The other argument used to give the Senate the power to simply deny Moore the seat is that the Constitution gives each house the right to determine the “qualifications” of its members. Actually, the required qualifications to be a member of the House or Senate are explicitly stated in the Constitution. For the Senate, Article I, Section 3 says, “No person shall be a senator who shall not have attained to the age of thirty years, and been nine years a citizen of the United States, and who shall not, when elected, be an inhabitant of that state for which he shall be chosen.”

Writing in The Federalist, No. 52, Madison alludes to the qualifications for membership in Congress found in Article I, Section 3, adding, “Under these reasonable limitations, the door of this part of the federal government is open to merit of every description, whether native or adoptive, whether young or old, and without regard to poverty or wealth, or to any particular profession of religious faith.”

Note that Madison says nothing about any additional qualifications other than those found in the Constitution.
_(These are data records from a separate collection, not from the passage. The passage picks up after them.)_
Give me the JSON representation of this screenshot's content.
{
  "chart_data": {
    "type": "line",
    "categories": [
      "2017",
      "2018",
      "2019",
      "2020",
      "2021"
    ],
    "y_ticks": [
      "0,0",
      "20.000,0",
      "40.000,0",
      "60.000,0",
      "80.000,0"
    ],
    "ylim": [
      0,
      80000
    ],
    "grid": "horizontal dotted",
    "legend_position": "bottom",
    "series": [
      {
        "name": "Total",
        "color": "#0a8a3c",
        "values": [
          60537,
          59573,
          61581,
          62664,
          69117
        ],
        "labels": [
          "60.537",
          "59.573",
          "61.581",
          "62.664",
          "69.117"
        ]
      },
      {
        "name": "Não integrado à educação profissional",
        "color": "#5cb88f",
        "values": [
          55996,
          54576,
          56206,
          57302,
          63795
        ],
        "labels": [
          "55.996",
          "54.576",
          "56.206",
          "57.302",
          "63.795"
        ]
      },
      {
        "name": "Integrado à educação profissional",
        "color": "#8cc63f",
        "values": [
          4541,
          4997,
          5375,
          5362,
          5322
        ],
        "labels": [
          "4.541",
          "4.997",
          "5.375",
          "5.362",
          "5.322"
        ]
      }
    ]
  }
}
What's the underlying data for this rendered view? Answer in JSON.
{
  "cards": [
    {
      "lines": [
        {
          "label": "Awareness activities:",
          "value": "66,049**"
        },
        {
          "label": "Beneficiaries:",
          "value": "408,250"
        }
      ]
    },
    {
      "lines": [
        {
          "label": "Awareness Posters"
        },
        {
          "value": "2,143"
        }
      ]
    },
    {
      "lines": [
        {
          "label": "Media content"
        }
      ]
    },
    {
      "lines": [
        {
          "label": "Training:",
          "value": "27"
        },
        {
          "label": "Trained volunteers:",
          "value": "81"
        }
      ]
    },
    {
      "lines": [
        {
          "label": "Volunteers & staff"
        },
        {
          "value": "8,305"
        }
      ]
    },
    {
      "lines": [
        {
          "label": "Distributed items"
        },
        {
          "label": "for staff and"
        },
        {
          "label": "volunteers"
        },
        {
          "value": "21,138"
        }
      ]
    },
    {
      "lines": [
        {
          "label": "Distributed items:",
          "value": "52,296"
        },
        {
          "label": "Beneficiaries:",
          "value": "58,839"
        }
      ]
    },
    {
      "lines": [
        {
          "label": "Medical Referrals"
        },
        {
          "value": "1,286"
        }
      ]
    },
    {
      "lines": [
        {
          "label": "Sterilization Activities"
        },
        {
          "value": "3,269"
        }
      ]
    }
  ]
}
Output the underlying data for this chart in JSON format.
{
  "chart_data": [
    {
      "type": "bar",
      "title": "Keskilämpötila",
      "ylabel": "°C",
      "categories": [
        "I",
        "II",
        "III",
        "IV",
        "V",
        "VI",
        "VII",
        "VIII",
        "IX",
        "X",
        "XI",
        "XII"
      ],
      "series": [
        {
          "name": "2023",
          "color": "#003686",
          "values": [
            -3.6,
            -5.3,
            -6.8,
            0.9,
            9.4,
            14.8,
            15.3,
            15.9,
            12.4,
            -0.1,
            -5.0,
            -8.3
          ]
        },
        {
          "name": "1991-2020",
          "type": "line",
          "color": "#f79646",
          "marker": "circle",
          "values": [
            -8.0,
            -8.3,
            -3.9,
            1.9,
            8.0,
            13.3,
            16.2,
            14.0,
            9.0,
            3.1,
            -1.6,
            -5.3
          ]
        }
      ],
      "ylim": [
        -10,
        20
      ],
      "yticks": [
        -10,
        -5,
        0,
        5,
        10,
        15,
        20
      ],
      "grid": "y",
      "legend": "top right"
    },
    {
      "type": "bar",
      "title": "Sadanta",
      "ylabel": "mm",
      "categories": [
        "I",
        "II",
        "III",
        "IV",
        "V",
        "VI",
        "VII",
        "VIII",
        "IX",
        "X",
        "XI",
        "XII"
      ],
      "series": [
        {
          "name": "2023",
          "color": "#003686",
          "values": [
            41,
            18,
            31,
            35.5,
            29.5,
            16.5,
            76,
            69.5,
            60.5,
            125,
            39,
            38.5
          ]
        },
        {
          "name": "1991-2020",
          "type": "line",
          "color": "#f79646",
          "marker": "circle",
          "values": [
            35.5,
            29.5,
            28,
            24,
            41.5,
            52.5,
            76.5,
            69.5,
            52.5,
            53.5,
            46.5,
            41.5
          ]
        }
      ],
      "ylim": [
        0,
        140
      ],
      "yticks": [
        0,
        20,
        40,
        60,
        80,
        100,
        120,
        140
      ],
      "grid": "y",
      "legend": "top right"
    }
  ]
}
Moore has clearly been a U.S. citizen for nine years, is at least 30 years old, and he certainly lives in Alabama.

The 17th Amendment altered the method of electing senators. Originally, the Constitution gave that power to the respective state legislatures, but during the “progressive era,” in which more popular elections was advocated, this was changed to direct popular vote, making it an identical process to choosing members of the House of Representatives. According to the amendment, senators were to be elected by the people of the state they would represent.

No indication whatsoever was given that the present membership of the U.S. Senate would be given the authority to deny seating a person who has been duly elected by the people of his state, and who has met the qualifications, as stipulated in the Constitution.